Again, it’s the same thing. I just didn’t realize that we had elected the Labour party here in the U.S. Evidently, it doesn’t matter whether you speak with a Liverpool accent or a southern drawl. Money is money and economics are concrete. It’s a funny thing about math. When you give away more than you take in, guess what happens? The phrase, this isn’t rocket science comes to mind right now. But, since the politicians in charge at the moment are complete morons I guess that rings hollow. But, ol’ Boris ends on the right note:

That’s why the public pension funds have their great yawning deficits, and we can either cover those deficits with massive tax increases, or else we can reform.

It is time for a grown-up national conversation about the way out of this mess, and I suggest we begin by looking at the way we treat older workers. It is mad and vindictive to tell 65 year olds that they are suddenly surplus to national requirements, that they have no more to contribute.
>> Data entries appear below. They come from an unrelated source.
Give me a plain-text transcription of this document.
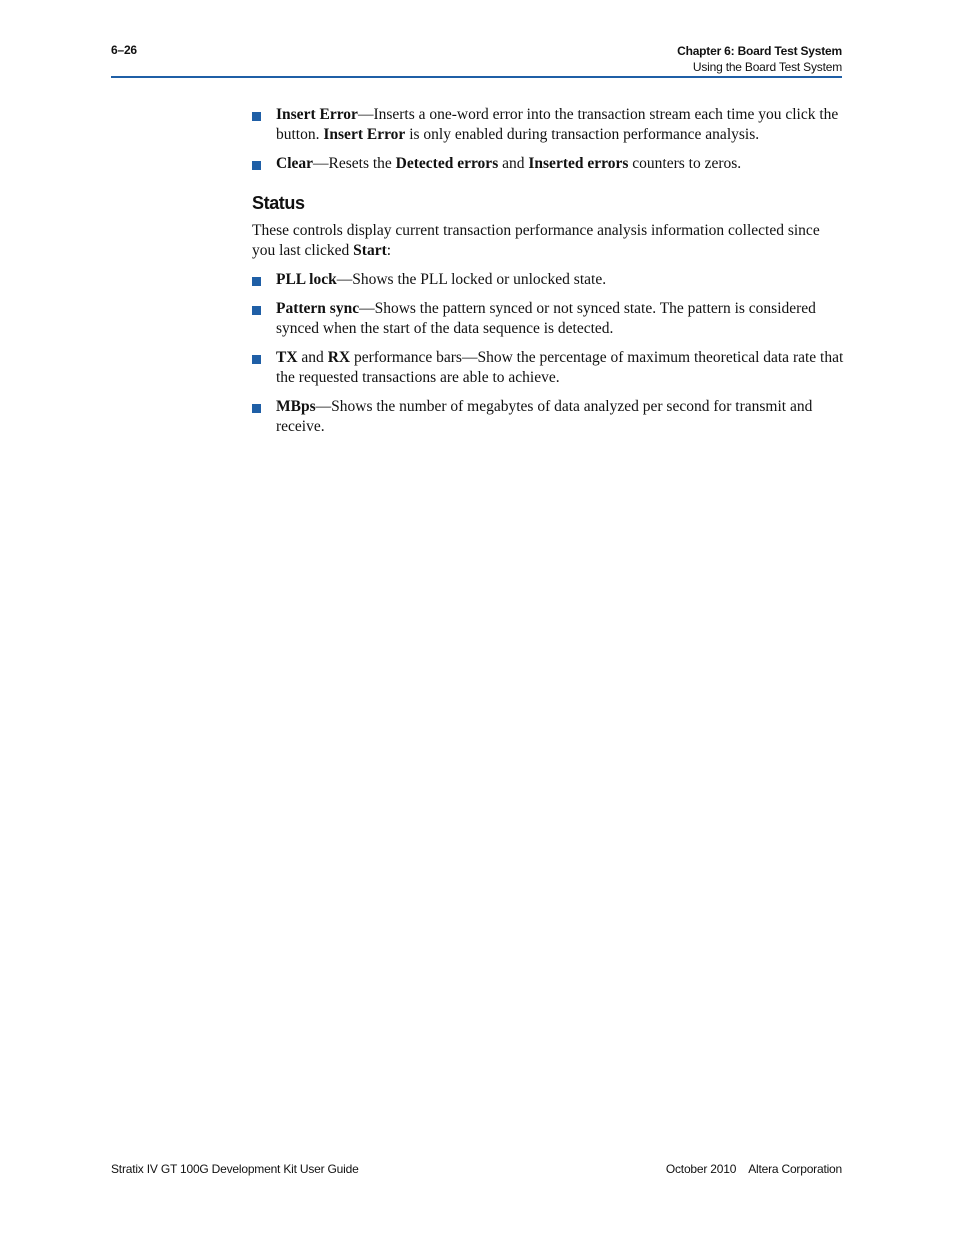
6–26	Chapter 6: Board Test System
Using the Board Test System
Insert Error—Inserts a one-word error into the transaction stream each time you click the button. Insert Error is only enabled during transaction performance analysis.
Clear—Resets the Detected errors and Inserted errors counters to zeros.
Status

These controls display current transaction performance analysis information collected since you last clicked Start:

PLL lock—Shows the PLL locked or unlocked state.
Pattern sync—Shows the pattern synced or not synced state. The pattern is considered synced when the start of the data sequence is detected.
TX and RX performance bars—Show the percentage of maximum theoretical data rate that the requested transactions are able to achieve.
MBps—Shows the number of megabytes of data analyzed per second for transmit and receive.
Stratix IV GT 100G Development Kit User Guide	October 2010 Altera Corporation
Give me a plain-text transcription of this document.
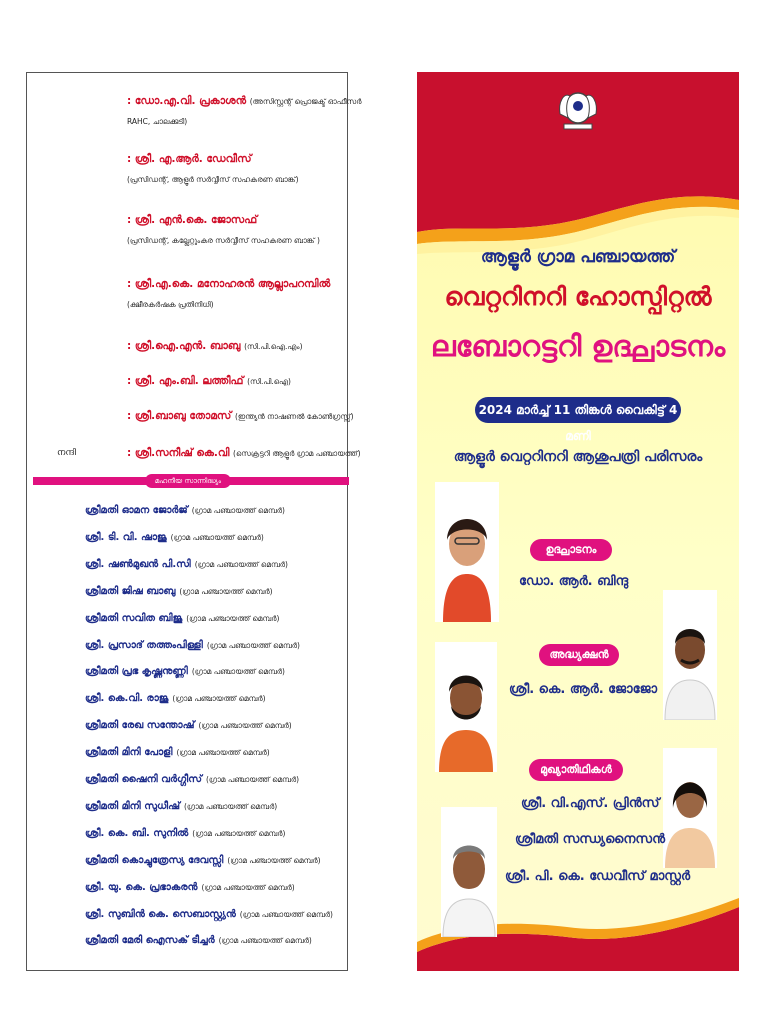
: ഡോ.എ.വി. പ്രകാശൻ (അസിസ്റ്റന്റ് പ്രൊജക്ട് ഓഫീസർ
RAHC, ചാലക്കുടി)
: ശ്രീ. എ.ആർ. ഡേവീസ്
(പ്രസിഡന്റ്, ആളൂർ സർവ്വീസ് സഹകരണ ബാങ്ക്)
: ശ്രീ. എൻ.കെ. ജോസഫ്
(പ്രസിഡന്റ്, കല്ലേറ്റുംകര സർവ്വീസ് സഹകരണ ബാങ്ക് )
: ശ്രീ.എ.കെ. മനോഹരൻ ആല്ലാപറമ്പിൽ
(ക്ഷീരകർഷക പ്രതിനിധി)
: ശ്രീ.ഐ.എൻ. ബാബു (സി.പി.ഐ.എം)
: ശ്രീ. എം.ബി. ലത്തീഫ് (സി.പി.ഐ)
: ശ്രീ.ബാബു തോമസ് (ഇന്ത്യൻ നാഷണൽ കോൺഗ്രസ്സ്)
നന്ദി	: ശ്രീ.സനീഷ് കെ.വി (സെക്രട്ടറി ആളൂർ ഗ്രാമ പഞ്ചായത്ത്)
മഹനീയ സാന്നിദ്ധ്യം
ശ്രീമതി ഓമന ജോർജ് (ഗ്രാമ പഞ്ചായത്ത് മെമ്പർ)
ശ്രീ. ടി. വി. ഷാജു (ഗ്രാമ പഞ്ചായത്ത് മെമ്പർ)
ശ്രീ. ഷൺമുഖൻ പി.സി (ഗ്രാമ പഞ്ചായത്ത് മെമ്പർ)
ശ്രീമതി ജിഷ ബാബു (ഗ്രാമ പഞ്ചായത്ത് മെമ്പർ)
ശ്രീമതി സവിത ബിജു (ഗ്രാമ പഞ്ചായത്ത് മെമ്പർ)
ശ്രീ. പ്രസാദ് തത്തംപിള്ളി (ഗ്രാമ പഞ്ചായത്ത് മെമ്പർ)
ശ്രീമതി പ്രഭ കൃഷ്ണനുണ്ണി (ഗ്രാമ പഞ്ചായത്ത് മെമ്പർ)
ശ്രീ. കെ.വി. രാജു (ഗ്രാമ പഞ്ചായത്ത് മെമ്പർ)
ശ്രീമതി രേഖ സന്തോഷ് (ഗ്രാമ പഞ്ചായത്ത് മെമ്പർ)
ശ്രീമതി മിനി പോളി (ഗ്രാമ പഞ്ചായത്ത് മെമ്പർ)
ശ്രീമതി ഷൈനി വർഗ്ഗീസ് (ഗ്രാമ പഞ്ചായത്ത് മെമ്പർ)
ശ്രീമതി മിനി സുധീഷ് (ഗ്രാമ പഞ്ചായത്ത് മെമ്പർ)
ശ്രീ. കെ. ബി. സുനിൽ (ഗ്രാമ പഞ്ചായത്ത് മെമ്പർ)
ശ്രീമതി കൊച്ചുത്രേസ്യ ദേവസ്സി (ഗ്രാമ പഞ്ചായത്ത് മെമ്പർ)
ശ്രീ. യു. കെ. പ്രഭാകരൻ (ഗ്രാമ പഞ്ചായത്ത് മെമ്പർ)
ശ്രീ. സുബിൻ കെ. സെബാസ്റ്റ്യൻ (ഗ്രാമ പഞ്ചായത്ത് മെമ്പർ)
ശ്രീമതി മേരി ഐസക് ടീച്ചർ (ഗ്രാമ പഞ്ചായത്ത് മെമ്പർ)
ആളൂർ ഗ്രാമ പഞ്ചായത്ത്
വെറ്ററിനറി ഹോസ്പിറ്റൽ
ലബോറട്ടറി ഉദ്ഘാടനം
2024 മാർച്ച് 11 തിങ്കൾ വൈകിട്ട് 4 മണി
ആളൂർ വെറ്ററിനറി ആശുപത്രി പരിസരം
ഉദ്ഘാടനം
ഡോ. ആർ. ബിന്ദു
അദ്ധ്യക്ഷൻ
ശ്രീ. കെ. ആർ. ജോജോ
മുഖ്യാതിഥികൾ
ശ്രീ. വി.എസ്. പ്രിൻസ്
ശ്രീമതി സന്ധ്യനൈസൻ
ശ്രീ. പി. കെ. ഡേവീസ് മാസ്റ്റർ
We all know talented men and women who have been pensioned off, protesting bitterly, when their continued employment – perhaps part-time – could have been good for them and for the economy.

We need to think much more flexibly about older workers, and their vast and growing productive power; we need to junk the idea that your career comes to a juddering halt at 65; and we need to recognise that age discrimination is not only insane – it is also unaffordable.

–Boris Johnson, Telegraph

GASP!! You mean we aren’t guaranteed by The Almighty to never work again from age 66 to death?!! It’s funny how thousands of years of human history provided no idea of “retirement”. But F.D.R. changed all that. Suddenly everyone was supposed to hit 65 and drop out of the workforce. Well, the lie has been put to that silently in the last two decades. Not only is it darn near impossible to reliably save that much for retirement. The constantly flowering inflation rate insures that your nest egg becomes less valuable every single day. If you retired in 1989 with a 500,000 in the bank you thought you were in heaven. No more work for you, right? But, how’s that looking today when the gallon of milk that was $2.00 then is now almost $6.00. Welcome to the stark reality that most everyone has known for a long time already. Retirement is a pipe dream. Unless your boss is Uncle Sam that is.